Virgin Atlantic Airways and Delta Air Lines are adjusting their joint winter schedule between London Heathrow and the USA, with changes coming to the Los Angeles and New York markets.
Atlanta-based Delta will shift its once daily Heathrow-Los Angeles flight to Virgin Atlantic from 7 October with the two maintaining their joint twice daily service pattern, the UK-based carrier confirms. Virgin will operate a 316-seat Airbus A340-600 on the route, replacing a Delta Boeing 767-300ER with about 208 seats.
In addition, Delta will discontinue its once daily Heathrow-Newark flight on 7 October leaving just Virgin Atlantic’s once daily flight in the market.
Delta and Virgin Atlantic will continue to offer eight daily flights between London Heathrow and New York John F Kennedy International airport.

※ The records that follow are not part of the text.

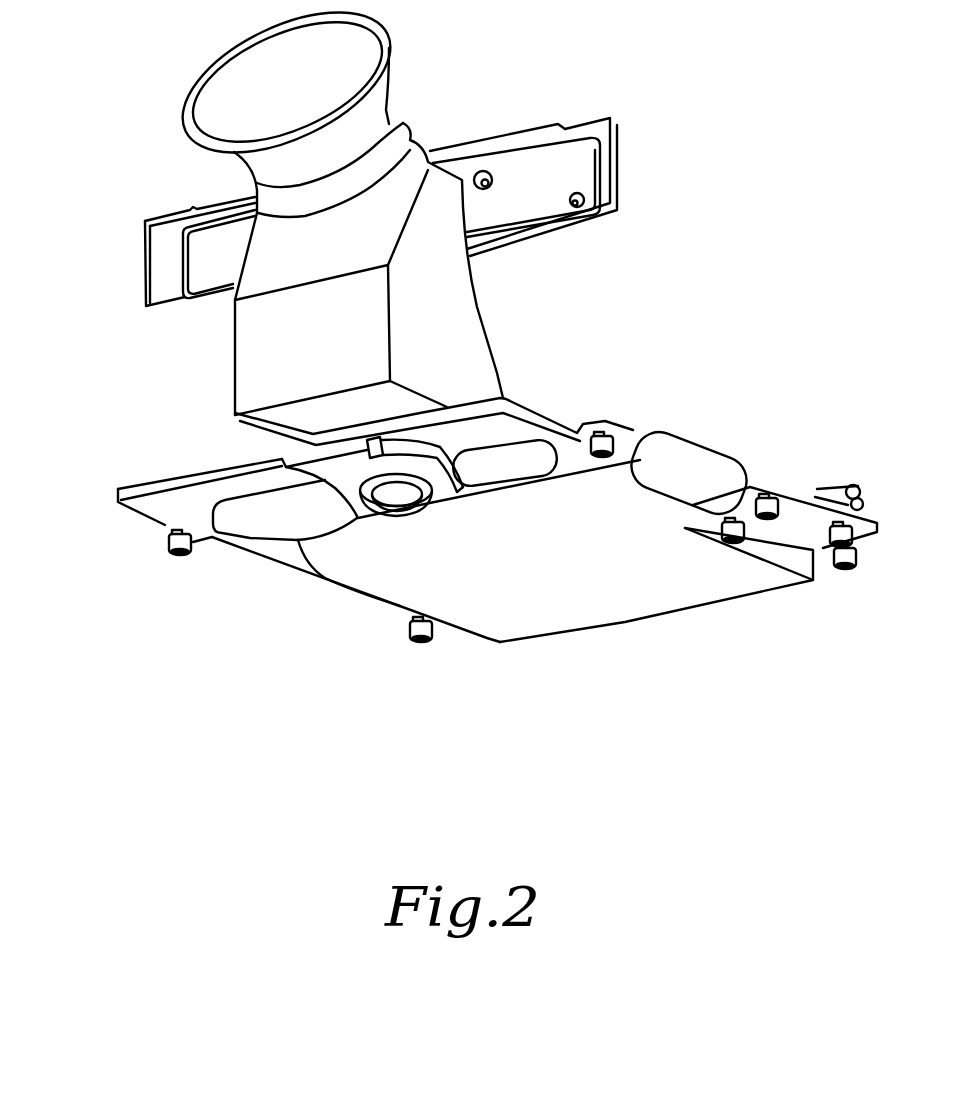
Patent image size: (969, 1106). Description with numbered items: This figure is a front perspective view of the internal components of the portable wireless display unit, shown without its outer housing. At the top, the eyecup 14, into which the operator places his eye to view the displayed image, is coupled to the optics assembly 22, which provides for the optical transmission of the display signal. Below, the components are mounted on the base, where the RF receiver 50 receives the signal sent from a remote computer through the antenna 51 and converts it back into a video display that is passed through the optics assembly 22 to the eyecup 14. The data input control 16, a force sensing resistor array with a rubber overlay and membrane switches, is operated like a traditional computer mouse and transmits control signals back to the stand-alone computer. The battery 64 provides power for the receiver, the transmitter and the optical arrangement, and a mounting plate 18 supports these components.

The eyecup 14 is at (213, 72).
The optics assembly 22 is at (118, 205).
The battery 64 is at (693, 440).
The base plate 18 is at (135, 512).
The data input control 16 is at (305, 528).
The antenna 51 is at (390, 603).
The RF receiver 50 is at (500, 642).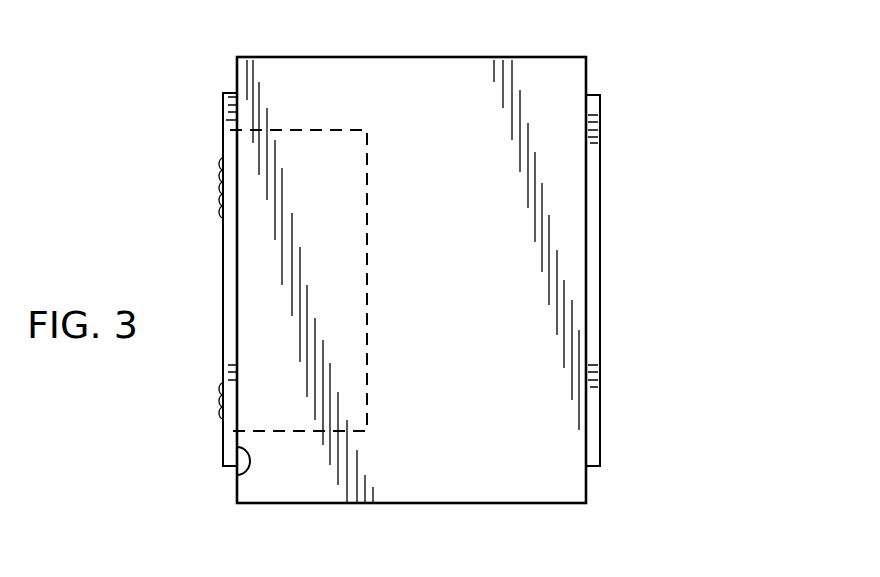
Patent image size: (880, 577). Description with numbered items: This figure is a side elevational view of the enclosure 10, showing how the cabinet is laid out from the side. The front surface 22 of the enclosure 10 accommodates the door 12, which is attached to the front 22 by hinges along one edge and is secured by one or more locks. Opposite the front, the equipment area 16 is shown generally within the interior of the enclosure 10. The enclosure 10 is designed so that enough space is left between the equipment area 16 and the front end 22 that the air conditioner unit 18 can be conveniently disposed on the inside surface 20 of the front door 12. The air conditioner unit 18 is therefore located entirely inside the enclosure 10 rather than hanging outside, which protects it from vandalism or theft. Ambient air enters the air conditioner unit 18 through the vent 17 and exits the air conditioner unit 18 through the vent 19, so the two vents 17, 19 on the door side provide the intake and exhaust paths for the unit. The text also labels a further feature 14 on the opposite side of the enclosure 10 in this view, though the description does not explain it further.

The enclosure 10 is at (612, 62).
The door 12 is at (224, 138).
The right side rail 14 is at (600, 153).
The equipment area 16 is at (543, 448).
The vent 17 is at (223, 207).
The air conditioner unit 18 is at (368, 160).
The vent 19 is at (223, 393).
The inside surface 20 is at (240, 478).
The front surface 22 is at (237, 72).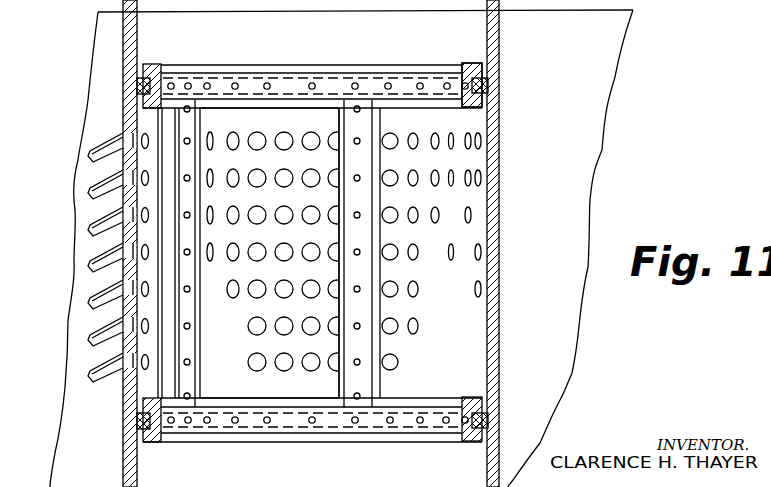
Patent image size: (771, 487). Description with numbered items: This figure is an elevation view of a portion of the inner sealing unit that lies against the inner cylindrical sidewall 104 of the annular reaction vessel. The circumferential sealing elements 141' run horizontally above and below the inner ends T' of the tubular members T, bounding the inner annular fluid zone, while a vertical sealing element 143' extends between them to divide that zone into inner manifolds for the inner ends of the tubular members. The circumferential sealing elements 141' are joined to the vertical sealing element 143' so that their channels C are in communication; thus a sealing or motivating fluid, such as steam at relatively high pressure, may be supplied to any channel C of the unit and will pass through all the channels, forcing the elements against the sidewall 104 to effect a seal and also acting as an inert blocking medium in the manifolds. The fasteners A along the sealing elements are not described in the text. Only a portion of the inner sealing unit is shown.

The inner cylindrical sidewall 104 is at (499, 55).
The tubular members T is at (78, 257).
The inner ends of the tubular members T' is at (344, 264).
The channel C is at (398, 75).
The rivets A is at (446, 423).
The vertical sealing element 143' is at (353, 213).
The circumferential sealing element 141' is at (467, 63).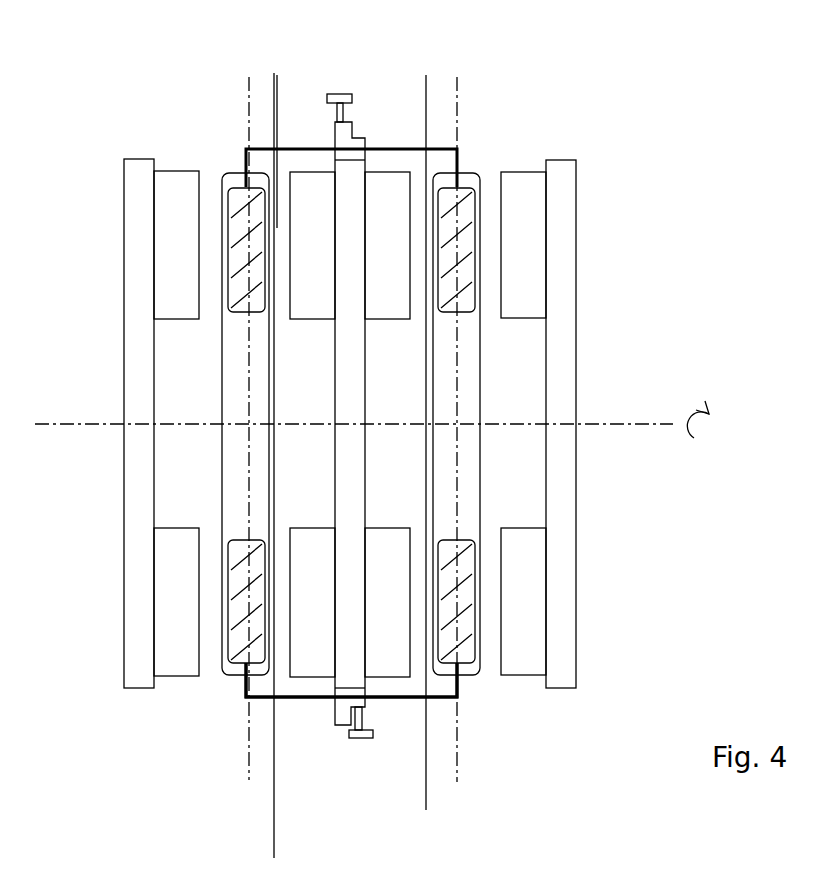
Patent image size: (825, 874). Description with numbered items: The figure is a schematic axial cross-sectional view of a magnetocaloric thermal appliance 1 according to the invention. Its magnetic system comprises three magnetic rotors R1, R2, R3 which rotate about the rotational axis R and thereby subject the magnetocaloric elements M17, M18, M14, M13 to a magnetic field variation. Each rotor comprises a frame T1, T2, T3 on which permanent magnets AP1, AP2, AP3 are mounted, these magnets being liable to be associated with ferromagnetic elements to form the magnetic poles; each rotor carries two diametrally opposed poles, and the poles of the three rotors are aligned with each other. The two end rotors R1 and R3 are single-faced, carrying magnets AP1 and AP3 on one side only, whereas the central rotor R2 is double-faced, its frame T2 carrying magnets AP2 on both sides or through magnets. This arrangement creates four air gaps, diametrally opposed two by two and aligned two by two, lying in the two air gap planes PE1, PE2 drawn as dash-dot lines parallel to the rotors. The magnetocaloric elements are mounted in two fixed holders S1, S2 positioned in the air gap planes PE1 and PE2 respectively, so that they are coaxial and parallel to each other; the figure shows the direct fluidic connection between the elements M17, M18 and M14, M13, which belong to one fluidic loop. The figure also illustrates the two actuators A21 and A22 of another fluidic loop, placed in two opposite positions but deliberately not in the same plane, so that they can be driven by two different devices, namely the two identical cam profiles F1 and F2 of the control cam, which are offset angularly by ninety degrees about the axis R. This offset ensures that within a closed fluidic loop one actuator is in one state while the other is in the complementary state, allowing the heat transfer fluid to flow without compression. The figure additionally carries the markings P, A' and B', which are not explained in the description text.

“As part of our joint venture with Delta, we are continually evaluating our combined network to ensure we are putting the right aircraft on the right routes to best serve our customer’s needs,” says a Virgin Atlantic spokeswoman.
The changes come as Delta plans a 3% reduction in international capacity beginning in the fourth quarter. While executives have not detailed exactly where the cuts will occur, they have said that the majority would be on services to Africa, Brazil, India, Japan, the Middle East and Russia.
In addition, Delta has reached an agreement to swap an undisclosed number of slots at Newark to United Airlines in exchange for the Chicago-based carrier’s slots at New York JFK from this October. The loss of slots could be driving the London Heathrow frequency reduction.
Delta took over one of Virgin Atlantic’s two Heathrow-Los Angeles flights in October 2014 and one of the Virgin’s two Heathrow-Newark flights this March.
The two carriers operate an immunised joint venture alliance between the UK and the USA with Delta owning a 49% stake in Virgin Atlantic.